The USCIS documents, previously hidden from the public, explain the reasons for the increase in H-1B rejections and evidence requests (RFEs).
The requirement to create a detailed itinerary for the H-1B staff who would be relocated to customer sites often resulted in RFEs. It also triggered Tier 1 salaries. In addition, USCIS focused on whether or not the job was a specialized occupation and examined H-1B applications, including visa extensions.
TOI's analysis shows that 48% of H-1B applications (both initial and renewal) discontinued during the first six months of fiscal year 2019 were searched for RFEs. This is an increase of 1% compared to the corresponding period last year. Nearly 95,050 RFE-related applications were reviewed by USCIS in the first half of fiscal year 2019, compared to 88,630 in the six months ended March 31, 2018. An important consideration that reflects the growing challenges associated with issuing H-1B visas, in particular IT service companies placing their H-1B employees at third-party sites (customers) will trigger the rejection of applications after the additional information has been submitted to USCIS under an RFE.
The approval rate for H-1B applications dropped to 60.5% after receiving additional information from sponsoring employers in the first six months of 2019. Of the 95,050 applications subject to the RFE procedure, only 57,500 were approved. The RFE approval rate was 62.3% higher in the corresponding period of the previous fiscal year.

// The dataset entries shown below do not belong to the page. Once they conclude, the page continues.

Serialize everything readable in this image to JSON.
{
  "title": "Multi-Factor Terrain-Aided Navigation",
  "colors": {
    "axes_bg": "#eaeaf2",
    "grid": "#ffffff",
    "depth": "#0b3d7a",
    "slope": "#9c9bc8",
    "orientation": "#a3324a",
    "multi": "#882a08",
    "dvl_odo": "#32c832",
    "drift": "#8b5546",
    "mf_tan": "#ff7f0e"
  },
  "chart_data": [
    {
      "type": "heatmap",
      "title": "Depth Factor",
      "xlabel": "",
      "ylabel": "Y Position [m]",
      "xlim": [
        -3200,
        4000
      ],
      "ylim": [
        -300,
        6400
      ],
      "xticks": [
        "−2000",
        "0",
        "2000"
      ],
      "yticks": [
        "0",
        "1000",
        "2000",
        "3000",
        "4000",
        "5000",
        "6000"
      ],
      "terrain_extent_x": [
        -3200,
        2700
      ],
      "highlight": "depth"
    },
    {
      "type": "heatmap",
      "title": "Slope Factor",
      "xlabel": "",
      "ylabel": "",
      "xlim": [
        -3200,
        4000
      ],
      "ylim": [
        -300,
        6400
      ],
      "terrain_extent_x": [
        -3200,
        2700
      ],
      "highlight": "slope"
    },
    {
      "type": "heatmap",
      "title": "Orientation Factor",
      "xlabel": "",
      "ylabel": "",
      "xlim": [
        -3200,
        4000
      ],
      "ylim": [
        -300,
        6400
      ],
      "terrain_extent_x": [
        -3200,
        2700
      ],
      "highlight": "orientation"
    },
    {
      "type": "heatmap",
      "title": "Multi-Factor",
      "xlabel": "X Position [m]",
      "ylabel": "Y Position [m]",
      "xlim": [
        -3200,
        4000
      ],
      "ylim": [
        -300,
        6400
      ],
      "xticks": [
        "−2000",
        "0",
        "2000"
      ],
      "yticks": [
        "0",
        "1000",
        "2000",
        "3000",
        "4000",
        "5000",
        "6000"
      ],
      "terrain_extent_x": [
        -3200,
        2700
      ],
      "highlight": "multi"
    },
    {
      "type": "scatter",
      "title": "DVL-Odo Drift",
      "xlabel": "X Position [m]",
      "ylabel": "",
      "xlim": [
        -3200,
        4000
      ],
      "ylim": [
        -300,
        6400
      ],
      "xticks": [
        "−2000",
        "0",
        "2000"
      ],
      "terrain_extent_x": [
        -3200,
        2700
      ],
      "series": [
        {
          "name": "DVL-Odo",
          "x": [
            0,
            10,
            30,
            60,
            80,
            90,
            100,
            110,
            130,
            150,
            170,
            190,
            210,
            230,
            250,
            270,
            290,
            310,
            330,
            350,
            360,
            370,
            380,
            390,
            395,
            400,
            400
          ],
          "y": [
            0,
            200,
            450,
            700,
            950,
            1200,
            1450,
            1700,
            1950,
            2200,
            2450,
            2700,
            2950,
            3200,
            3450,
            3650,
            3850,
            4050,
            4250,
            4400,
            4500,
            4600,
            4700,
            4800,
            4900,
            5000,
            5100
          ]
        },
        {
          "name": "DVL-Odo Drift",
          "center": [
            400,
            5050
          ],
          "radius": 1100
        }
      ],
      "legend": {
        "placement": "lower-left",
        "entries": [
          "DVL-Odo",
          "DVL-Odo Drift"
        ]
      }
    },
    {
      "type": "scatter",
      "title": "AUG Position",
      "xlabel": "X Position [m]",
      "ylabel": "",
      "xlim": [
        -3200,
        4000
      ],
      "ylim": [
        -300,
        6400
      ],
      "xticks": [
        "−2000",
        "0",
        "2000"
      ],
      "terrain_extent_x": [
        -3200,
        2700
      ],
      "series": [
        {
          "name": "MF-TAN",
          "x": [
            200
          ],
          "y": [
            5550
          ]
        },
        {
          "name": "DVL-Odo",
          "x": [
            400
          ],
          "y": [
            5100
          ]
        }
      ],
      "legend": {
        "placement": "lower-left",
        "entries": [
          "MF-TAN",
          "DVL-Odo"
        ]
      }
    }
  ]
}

As TOI reported in its June 18, 2018 issue, AILA filed a lawsuit to force the release of records of USCIS decision on H-1B petitions. This voluntary body has more than 15,000 immigration lawyers and academics as members. The members reported an increasing number of evidence requests (RFEs), followed by an increasing rejection of applications. Concerned that these trends indicated a shift in USCIS jurisdiction standards, AILA filed two separate petitions to obtain documents (notably on wages and professional qualifications) that would explain these measures. USCIS did not respond, which resulted in AILA filing a lawsuit with the court.

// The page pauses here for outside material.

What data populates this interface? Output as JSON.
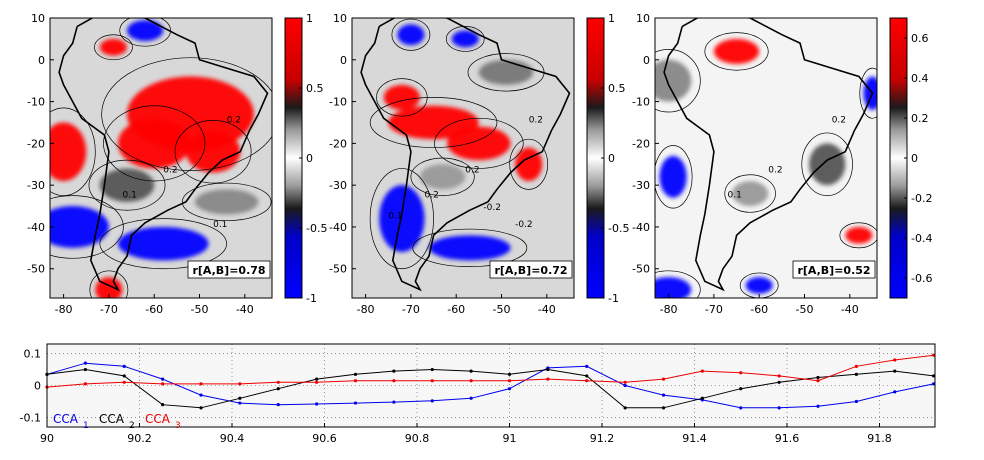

In the FOIA complaint, the USCIS was asked, in particular, for records of how the pay level reported in the working condition application (Level 1, Level 2, Level 3 or Level 4) affects the decision on H-1B classification and how the USCIS this determines whether a position is a specialty.

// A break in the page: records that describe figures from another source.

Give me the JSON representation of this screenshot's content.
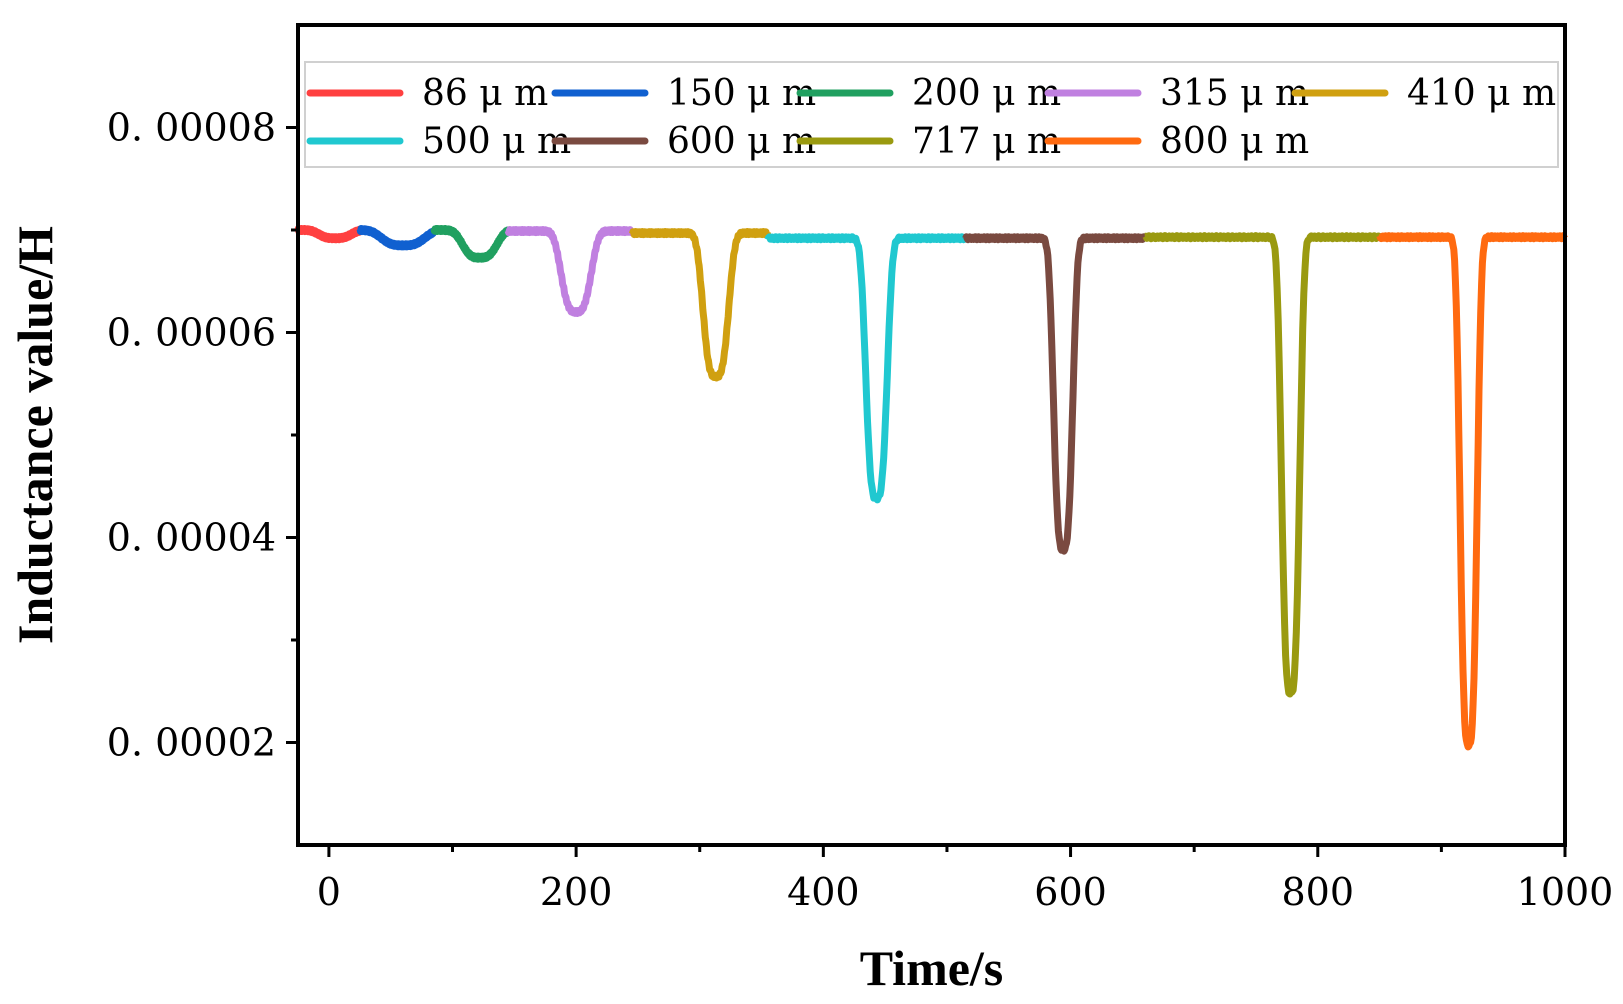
{
  "chart_data": {
    "type": "line",
    "title": "",
    "xlabel": "Time/s",
    "ylabel": "Inductance value/H",
    "xlim": [
      -25,
      1000
    ],
    "ylim": [
      1e-05,
      9e-05
    ],
    "x_ticks": [
      0,
      200,
      400,
      600,
      800,
      1000
    ],
    "x_tick_labels": [
      "0",
      "200",
      "400",
      "600",
      "800",
      "1000"
    ],
    "y_ticks": [
      2e-05,
      4e-05,
      6e-05,
      8e-05
    ],
    "y_tick_labels": [
      "0. 00002",
      "0. 00004",
      "0. 00006",
      "0. 00008"
    ],
    "grid": false,
    "legend_position": "top",
    "series": [
      {
        "name": "86 μ m",
        "color": "#ff4040",
        "x_range": [
          -25,
          25
        ],
        "baseline": 7e-05,
        "dip_center": 5,
        "dip_min": 6.92e-05,
        "dip_width": 30
      },
      {
        "name": "150 μ m",
        "color": "#1060d0",
        "x_range": [
          25,
          85
        ],
        "baseline": 7e-05,
        "dip_center": 60,
        "dip_min": 6.85e-05,
        "dip_width": 40
      },
      {
        "name": "200 μ m",
        "color": "#20a060",
        "x_range": [
          85,
          145
        ],
        "baseline": 7e-05,
        "dip_center": 122,
        "dip_min": 6.73e-05,
        "dip_width": 32
      },
      {
        "name": "315 μ m",
        "color": "#c080e0",
        "x_range": [
          145,
          245
        ],
        "baseline": 6.99e-05,
        "dip_center": 200,
        "dip_min": 6.2e-05,
        "dip_width": 28
      },
      {
        "name": "410 μ m",
        "color": "#d0a010",
        "x_range": [
          245,
          355
        ],
        "baseline": 6.97e-05,
        "dip_center": 313,
        "dip_min": 5.57e-05,
        "dip_width": 24
      },
      {
        "name": "500 μ m",
        "color": "#20c8d0",
        "x_range": [
          355,
          515
        ],
        "baseline": 6.92e-05,
        "dip_center": 443,
        "dip_min": 4.38e-05,
        "dip_width": 20
      },
      {
        "name": "600 μ m",
        "color": "#7a4a40",
        "x_range": [
          515,
          660
        ],
        "baseline": 6.92e-05,
        "dip_center": 594,
        "dip_min": 3.88e-05,
        "dip_width": 18
      },
      {
        "name": "717 μ m",
        "color": "#9a9a10",
        "x_range": [
          660,
          850
        ],
        "baseline": 6.93e-05,
        "dip_center": 778,
        "dip_min": 2.48e-05,
        "dip_width": 17
      },
      {
        "name": "800 μ m",
        "color": "#ff6a10",
        "x_range": [
          850,
          1000
        ],
        "baseline": 6.93e-05,
        "dip_center": 922,
        "dip_min": 1.97e-05,
        "dip_width": 16
      }
    ]
  }
}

Diane Rish, Associate Director of Government Relations at AILA, said after documentary publication by USCIS: This FOIA production not only provides important insight into changes in H-1B's case law to AILA members, stakeholders and the public, It also highlights the immense need for transparency and accountability of the USCIS. As evidenced by this lawsuit, the government often has to be brought to justice to hold USCIS accountable.